Recently, I officiated a ritual of closing the chapel at Marymount. There were a lot of mixed emotions during the ceremony: sadness, grief, pain but also gratitude, trust and even hope. It was a kind of “laying down one’s life” in action. For us religious, it is not the building, or the property or any other temporal thing that we attach ourselves to, absolutely. It is the security of insecurity that is often what we are called to embrace. It is the discipleship of vulnerability, humility and powerlessness that religious are challenged to model for others.

Hence, the ritual served as a reminder to us that we must learn to travel light, that we must radicalise our sense of trust by not holding onto things like possessions, wealth, institutional prestige, visibility and even numbers and membership.

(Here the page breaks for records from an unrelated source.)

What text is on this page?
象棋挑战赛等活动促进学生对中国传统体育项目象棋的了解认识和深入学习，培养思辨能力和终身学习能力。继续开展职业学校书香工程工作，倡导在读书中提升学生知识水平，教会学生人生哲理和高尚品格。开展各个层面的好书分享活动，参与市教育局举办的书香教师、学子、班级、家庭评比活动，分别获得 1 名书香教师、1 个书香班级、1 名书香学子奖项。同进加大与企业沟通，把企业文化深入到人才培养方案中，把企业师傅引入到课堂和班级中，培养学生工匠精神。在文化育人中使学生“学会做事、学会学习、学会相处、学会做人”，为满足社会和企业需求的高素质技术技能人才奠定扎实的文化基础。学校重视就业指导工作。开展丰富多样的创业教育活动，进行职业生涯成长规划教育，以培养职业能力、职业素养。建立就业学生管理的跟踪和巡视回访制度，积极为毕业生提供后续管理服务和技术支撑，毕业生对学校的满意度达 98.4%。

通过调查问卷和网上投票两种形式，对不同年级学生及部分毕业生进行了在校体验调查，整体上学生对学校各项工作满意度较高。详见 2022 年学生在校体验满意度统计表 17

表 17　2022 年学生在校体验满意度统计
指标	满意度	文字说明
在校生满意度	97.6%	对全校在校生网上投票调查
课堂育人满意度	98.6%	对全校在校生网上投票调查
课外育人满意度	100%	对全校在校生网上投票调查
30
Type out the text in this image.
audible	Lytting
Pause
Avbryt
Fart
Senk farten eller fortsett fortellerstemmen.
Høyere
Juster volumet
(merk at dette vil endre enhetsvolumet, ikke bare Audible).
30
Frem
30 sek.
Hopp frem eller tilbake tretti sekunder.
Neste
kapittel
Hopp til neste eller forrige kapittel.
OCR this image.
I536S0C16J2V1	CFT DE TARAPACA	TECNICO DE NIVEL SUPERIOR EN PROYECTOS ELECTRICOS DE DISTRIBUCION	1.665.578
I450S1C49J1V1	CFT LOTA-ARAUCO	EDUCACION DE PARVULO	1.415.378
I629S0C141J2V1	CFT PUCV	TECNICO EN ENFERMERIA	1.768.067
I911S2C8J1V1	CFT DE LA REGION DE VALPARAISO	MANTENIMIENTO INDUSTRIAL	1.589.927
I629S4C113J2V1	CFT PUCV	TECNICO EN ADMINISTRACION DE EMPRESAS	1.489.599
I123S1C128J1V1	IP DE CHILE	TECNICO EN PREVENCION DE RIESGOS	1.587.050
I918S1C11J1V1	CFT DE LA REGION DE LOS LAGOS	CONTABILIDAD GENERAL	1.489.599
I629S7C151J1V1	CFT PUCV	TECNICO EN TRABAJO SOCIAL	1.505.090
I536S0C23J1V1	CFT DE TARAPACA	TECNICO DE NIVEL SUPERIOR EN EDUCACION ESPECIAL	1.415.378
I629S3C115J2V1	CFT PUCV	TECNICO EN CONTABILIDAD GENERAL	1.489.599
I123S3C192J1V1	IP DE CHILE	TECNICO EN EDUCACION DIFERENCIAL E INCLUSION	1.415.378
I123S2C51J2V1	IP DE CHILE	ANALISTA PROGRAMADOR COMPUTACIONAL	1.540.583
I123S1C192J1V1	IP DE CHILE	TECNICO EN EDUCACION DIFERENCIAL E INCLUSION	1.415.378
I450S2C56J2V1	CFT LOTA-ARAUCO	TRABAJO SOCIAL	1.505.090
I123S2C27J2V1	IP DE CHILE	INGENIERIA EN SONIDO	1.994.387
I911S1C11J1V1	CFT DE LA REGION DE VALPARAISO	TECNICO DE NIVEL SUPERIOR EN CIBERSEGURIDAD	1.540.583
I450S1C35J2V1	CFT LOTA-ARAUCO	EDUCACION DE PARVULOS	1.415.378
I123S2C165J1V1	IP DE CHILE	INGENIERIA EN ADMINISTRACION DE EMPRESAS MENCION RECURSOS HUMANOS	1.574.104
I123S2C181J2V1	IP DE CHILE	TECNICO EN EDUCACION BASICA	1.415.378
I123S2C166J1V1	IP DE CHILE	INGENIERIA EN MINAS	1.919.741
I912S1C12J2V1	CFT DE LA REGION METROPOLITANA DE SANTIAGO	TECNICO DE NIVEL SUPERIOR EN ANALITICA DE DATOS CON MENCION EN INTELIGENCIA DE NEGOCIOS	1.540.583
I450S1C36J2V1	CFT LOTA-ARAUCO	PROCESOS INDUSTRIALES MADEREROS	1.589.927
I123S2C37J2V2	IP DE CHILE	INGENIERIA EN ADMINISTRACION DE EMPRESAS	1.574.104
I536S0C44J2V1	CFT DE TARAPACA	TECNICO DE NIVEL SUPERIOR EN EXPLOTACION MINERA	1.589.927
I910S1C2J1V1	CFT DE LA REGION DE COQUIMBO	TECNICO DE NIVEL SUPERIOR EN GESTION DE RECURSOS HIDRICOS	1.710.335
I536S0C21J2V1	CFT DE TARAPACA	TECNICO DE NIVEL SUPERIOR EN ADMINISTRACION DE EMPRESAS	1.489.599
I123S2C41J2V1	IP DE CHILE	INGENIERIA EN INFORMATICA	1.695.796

The survival of religious institutes is not paramount. In fact, many have come and gone. Religious movements are but a finger pointing to the moon. It is the Gospel and the reign of God that you are utterly committed to. Like Israel during the time of the exile, we let ourselves be drawn into the furnace of cleansing, even dying so that God the potter can refashion or repurpose what is left of us into something that he alone knows and destines us to be.

Mass for Consecrated Life, Marayong Parish. Image: Alphonsus Fok/Diocese of Parramatta.

Mass for Consecrated Life in Marayong. Image: Alphonsus Fok/Diocese of Parramatta.

All followers of Christ are called to exchange everything for that advantage or the pearl of a great prize. But religious visualise the radicalness of Christian discipleship by the witness of their vowed and consecrated life. The whole Church is indebted to you for being the eloquent sign of God’s kingdom, especially in embodying the alternative social model of hospitality, care and compassion.

In doing do, you have bolstered our confidence as we join together in making present “the new heaven and new earth” in the here and now.

As we join our new Holy Father, Pope Leo XIV, in his Petrine ministry, let us live the security of insecurity. Let us embrace the command of laying down our lives for the sake of the God in whom alone we trust.